If they demur or fail to show, we're straight to the courthouse.

As far as the house kerfluffle goes, his recommendation was: stay put. If STBX stops paying the mortgage, don't pay it; she can't list it without my signature, and it'd take at least a year for the bank to get around to having me evicted (and since I'm an owner STBX can't have me evicted), and since The Other Side is holding "an immediate house sale" out as a threat to produce a "reasonable" (i.e., the one STBX likes) settlement, it's about time to call their bluff. Is STBX willing to take the hit to her credit rating that a foreclosure would produce? Let's see just how hard a game of hardball The Other Side wants to play. And by the time that year passed, I'd be preparing to leave anyway since that was The Plan in the first place (to keep the older one stabilized in school where he's comfortable until the natural elementary-middle school transition).

STBX sent me a nasty-gram yesterday, thanking me for reminding her every single day "just how right" she was when she dropped the Bomb: "We were never anything; we never had anything; I left nothing behind."

I replied: "You're very welcome! :)" [smiley face included]

I suspect that wasn't the reply she was hoping for LOL.

She does this, every now and again -- this weird "see, I told you we weren't a good couple" or "it's not like I want you bankrupt (and not just because you're the kids' dad)" or "I wasn't really sure about D until now" kind of thing.

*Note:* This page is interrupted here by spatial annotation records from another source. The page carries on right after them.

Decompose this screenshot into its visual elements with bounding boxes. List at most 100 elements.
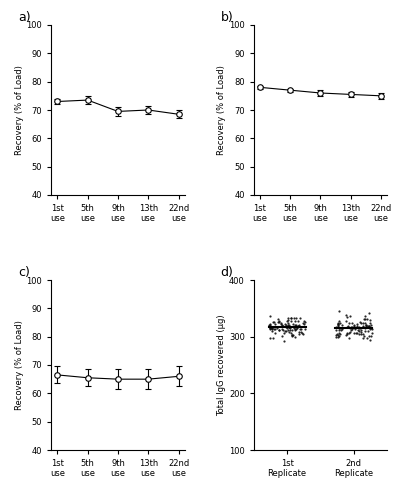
Point bbox=[335, 320, 341, 328]
Point bbox=[333, 332, 339, 340]
Point bbox=[360, 330, 366, 338]
Point bbox=[343, 317, 349, 325]
Point bbox=[288, 317, 295, 325]
Point bbox=[278, 320, 284, 328]
Point bbox=[289, 331, 295, 339]
Point bbox=[350, 329, 357, 337]
Point bbox=[349, 322, 356, 330]
Point bbox=[363, 316, 370, 324]
Point bbox=[267, 325, 274, 333]
Point bbox=[349, 320, 355, 328]
Point bbox=[266, 322, 272, 330]
Point bbox=[344, 322, 350, 330]
Point bbox=[267, 322, 273, 330]
Point bbox=[356, 327, 362, 335]
Point bbox=[287, 324, 293, 332]
Point bbox=[361, 332, 367, 340]
Text: b): b) bbox=[220, 12, 233, 24]
Point bbox=[280, 322, 286, 330]
Point bbox=[348, 324, 355, 332]
Point bbox=[364, 334, 371, 342]
Point bbox=[360, 315, 367, 323]
Point bbox=[337, 319, 343, 327]
Point bbox=[292, 326, 298, 334]
Point bbox=[301, 320, 307, 328]
Point bbox=[336, 332, 342, 340]
Point bbox=[282, 327, 288, 335]
Point bbox=[293, 314, 299, 322]
Point bbox=[298, 325, 305, 333]
Point bbox=[346, 319, 352, 327]
Point bbox=[333, 333, 339, 341]
Point bbox=[290, 330, 296, 338]
Point bbox=[338, 326, 344, 334]
Point bbox=[362, 314, 369, 322]
Point bbox=[284, 314, 291, 322]
Point bbox=[354, 322, 360, 330]
Point bbox=[345, 322, 352, 330]
Y-axis label: Recovery (% of Load): Recovery (% of Load) bbox=[15, 65, 24, 155]
Point bbox=[267, 312, 273, 320]
Point bbox=[335, 320, 341, 328]
Point bbox=[337, 324, 344, 332]
Point bbox=[292, 321, 298, 329]
Point bbox=[346, 330, 352, 338]
Point bbox=[356, 323, 362, 331]
Point bbox=[369, 324, 375, 332]
Point bbox=[285, 320, 291, 328]
Point bbox=[363, 321, 369, 329]
Point bbox=[299, 329, 305, 337]
Point bbox=[369, 329, 375, 337]
Point bbox=[356, 324, 362, 332]
Text: c): c) bbox=[18, 266, 30, 280]
Point bbox=[269, 324, 275, 332]
Point bbox=[360, 322, 366, 330]
Point bbox=[358, 330, 365, 338]
Point bbox=[362, 327, 369, 335]
Point bbox=[286, 328, 292, 336]
Point bbox=[362, 324, 368, 332]
Point bbox=[361, 312, 368, 320]
Point bbox=[339, 321, 345, 329]
Point bbox=[335, 333, 341, 341]
Point bbox=[364, 322, 370, 330]
Point bbox=[272, 329, 278, 337]
Point bbox=[279, 324, 286, 332]
Point bbox=[271, 318, 278, 326]
Point bbox=[339, 326, 346, 334]
Point bbox=[283, 327, 290, 335]
Point bbox=[286, 320, 292, 328]
Point bbox=[302, 318, 308, 326]
Point bbox=[289, 331, 295, 339]
Point bbox=[267, 320, 273, 328]
Point bbox=[270, 318, 276, 326]
Point bbox=[293, 325, 299, 333]
Point bbox=[348, 323, 354, 331]
Point bbox=[284, 324, 290, 332]
Point bbox=[292, 317, 298, 325]
Y-axis label: Recovery (% of Load): Recovery (% of Load) bbox=[15, 320, 24, 410]
Point bbox=[276, 326, 283, 334]
Point bbox=[366, 309, 372, 317]
Point bbox=[365, 322, 371, 330]
Point bbox=[296, 330, 302, 338]
Point bbox=[283, 322, 289, 330]
Point bbox=[363, 322, 369, 330]
Point bbox=[362, 320, 369, 328]
Point bbox=[289, 326, 295, 334]
Point bbox=[361, 319, 368, 327]
Point bbox=[335, 326, 342, 334]
Point bbox=[337, 330, 343, 338]
Point bbox=[295, 316, 301, 324]
Point bbox=[335, 319, 341, 327]
Point bbox=[335, 317, 342, 325]
Point bbox=[295, 328, 302, 336]
Point bbox=[358, 328, 364, 336]
Point bbox=[267, 334, 273, 342]
Point bbox=[347, 326, 354, 334]
Point bbox=[346, 324, 353, 332]
Point bbox=[301, 317, 308, 325]
Point bbox=[342, 310, 349, 318]
Point bbox=[336, 307, 342, 315]
Point bbox=[282, 320, 288, 328]
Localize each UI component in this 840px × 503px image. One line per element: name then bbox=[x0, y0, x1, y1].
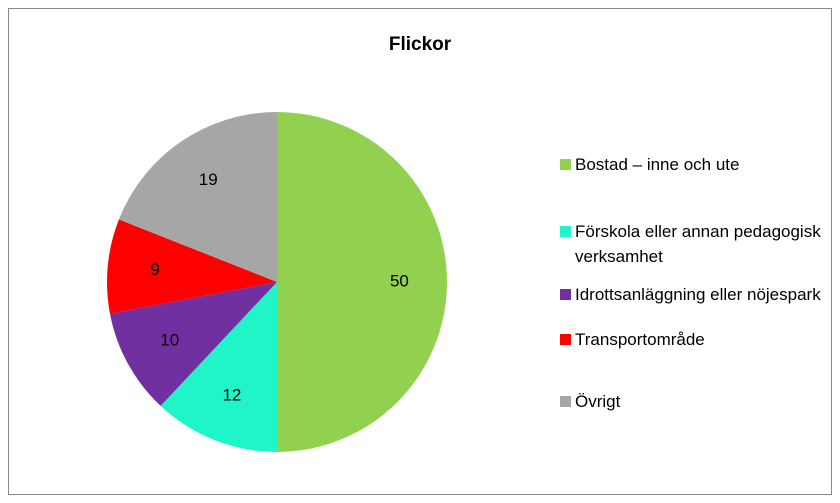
legend-label: Övrigt bbox=[575, 392, 621, 411]
chart-title: Flickor bbox=[389, 34, 452, 55]
legend-swatch bbox=[560, 334, 571, 345]
legend-item: Transportområde bbox=[560, 327, 830, 352]
legend-label: Transportområde bbox=[575, 330, 705, 349]
legend-item: Förskola eller annan pedagogisk verksamh… bbox=[560, 219, 830, 269]
legend-item: Idrottsanläggning eller nöjespark bbox=[560, 282, 830, 307]
pie-slice bbox=[160, 282, 277, 452]
legend-item: Bostad – inne och ute bbox=[560, 152, 830, 177]
data-label: 9 bbox=[150, 260, 159, 279]
data-label: 19 bbox=[199, 170, 218, 189]
legend-label: Idrottsanläggning eller nöjespark bbox=[575, 285, 821, 304]
data-label: 12 bbox=[222, 385, 241, 404]
legend-swatch bbox=[560, 289, 571, 300]
pie-slice bbox=[110, 282, 277, 406]
data-label: 10 bbox=[160, 330, 179, 349]
legend-swatch bbox=[560, 226, 571, 237]
legend-swatch bbox=[560, 396, 571, 407]
data-label: 50 bbox=[390, 271, 409, 290]
legend-swatch bbox=[560, 159, 571, 170]
legend-label: Bostad – inne och ute bbox=[575, 155, 740, 174]
legend-item: Övrigt bbox=[560, 389, 830, 414]
pie-slice bbox=[277, 112, 447, 452]
pie-slice bbox=[107, 219, 277, 314]
legend-label: Förskola eller annan pedagogisk verksamh… bbox=[575, 222, 821, 266]
pie-slice bbox=[118, 111, 278, 282]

The other day, for some reason that eludes me, she texted in response to learning from the kids that I'd shot down their idea/wish that STBX would accompany us on our summer vacation, "See? We're both done with each other."

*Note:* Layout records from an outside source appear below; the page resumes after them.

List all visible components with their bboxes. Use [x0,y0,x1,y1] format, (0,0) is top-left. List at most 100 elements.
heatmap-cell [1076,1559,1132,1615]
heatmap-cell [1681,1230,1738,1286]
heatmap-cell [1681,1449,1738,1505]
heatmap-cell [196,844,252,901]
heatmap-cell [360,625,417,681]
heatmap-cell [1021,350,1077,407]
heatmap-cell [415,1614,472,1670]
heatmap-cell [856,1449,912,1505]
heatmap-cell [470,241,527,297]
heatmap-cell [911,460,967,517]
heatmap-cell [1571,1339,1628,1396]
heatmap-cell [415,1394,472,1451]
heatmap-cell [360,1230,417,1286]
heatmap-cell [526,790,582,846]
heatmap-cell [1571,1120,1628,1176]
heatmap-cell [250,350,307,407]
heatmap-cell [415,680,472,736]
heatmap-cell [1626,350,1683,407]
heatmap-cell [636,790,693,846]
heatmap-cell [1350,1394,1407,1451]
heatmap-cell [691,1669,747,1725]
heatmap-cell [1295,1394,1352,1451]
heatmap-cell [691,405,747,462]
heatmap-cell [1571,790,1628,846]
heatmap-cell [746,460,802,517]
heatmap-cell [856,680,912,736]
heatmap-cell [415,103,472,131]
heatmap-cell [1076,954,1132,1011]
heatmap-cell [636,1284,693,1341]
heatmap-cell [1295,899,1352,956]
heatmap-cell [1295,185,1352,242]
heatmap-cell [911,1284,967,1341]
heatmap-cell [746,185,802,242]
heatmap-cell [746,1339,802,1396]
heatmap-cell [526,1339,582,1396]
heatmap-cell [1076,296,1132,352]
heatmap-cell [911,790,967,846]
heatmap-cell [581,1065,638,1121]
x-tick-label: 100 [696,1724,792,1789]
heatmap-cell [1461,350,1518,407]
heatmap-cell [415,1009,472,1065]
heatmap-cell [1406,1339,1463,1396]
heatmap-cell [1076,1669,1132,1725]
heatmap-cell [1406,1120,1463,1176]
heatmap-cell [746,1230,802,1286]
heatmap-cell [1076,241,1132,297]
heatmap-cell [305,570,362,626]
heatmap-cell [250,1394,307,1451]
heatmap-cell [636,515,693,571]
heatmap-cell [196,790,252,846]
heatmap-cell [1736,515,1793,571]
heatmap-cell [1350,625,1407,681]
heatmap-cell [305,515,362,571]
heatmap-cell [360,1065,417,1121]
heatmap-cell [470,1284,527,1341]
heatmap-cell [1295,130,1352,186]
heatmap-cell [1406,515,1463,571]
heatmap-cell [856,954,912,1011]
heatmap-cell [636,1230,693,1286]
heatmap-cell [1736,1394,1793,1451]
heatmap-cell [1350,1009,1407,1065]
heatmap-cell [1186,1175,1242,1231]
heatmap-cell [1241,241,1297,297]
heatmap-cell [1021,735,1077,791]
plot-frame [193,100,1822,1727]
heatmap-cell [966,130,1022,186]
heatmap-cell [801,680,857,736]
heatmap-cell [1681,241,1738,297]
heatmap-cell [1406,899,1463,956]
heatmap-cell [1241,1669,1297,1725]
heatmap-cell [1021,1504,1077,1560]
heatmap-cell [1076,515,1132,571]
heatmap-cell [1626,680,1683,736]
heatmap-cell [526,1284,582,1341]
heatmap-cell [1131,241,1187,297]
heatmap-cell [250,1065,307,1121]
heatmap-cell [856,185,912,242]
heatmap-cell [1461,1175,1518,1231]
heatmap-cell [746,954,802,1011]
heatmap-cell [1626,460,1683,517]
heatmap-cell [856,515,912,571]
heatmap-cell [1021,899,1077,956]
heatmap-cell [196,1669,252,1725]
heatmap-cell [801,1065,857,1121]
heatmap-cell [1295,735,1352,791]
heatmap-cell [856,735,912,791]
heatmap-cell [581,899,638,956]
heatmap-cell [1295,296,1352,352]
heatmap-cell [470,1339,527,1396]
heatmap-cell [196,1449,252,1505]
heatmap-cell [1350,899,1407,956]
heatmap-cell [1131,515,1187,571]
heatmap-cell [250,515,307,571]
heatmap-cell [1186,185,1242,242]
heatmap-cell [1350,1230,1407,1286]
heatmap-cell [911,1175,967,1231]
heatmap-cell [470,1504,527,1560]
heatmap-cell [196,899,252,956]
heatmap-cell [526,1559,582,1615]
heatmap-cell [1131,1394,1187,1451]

If I didn't know better, I'd wonder if it wasn't some kind of back-a**wards status-checking -- "is he still into me?" Or -- worse -- if she wasn't hinting at still being into me and wanting to see how I might reply. Or maybe she doesn't even know she's doing it.

I'm just tired of it, whatever it is. It drains the energy in a way that's just not helpful. Sign the friggin' papers, give me my money, and go about your business already.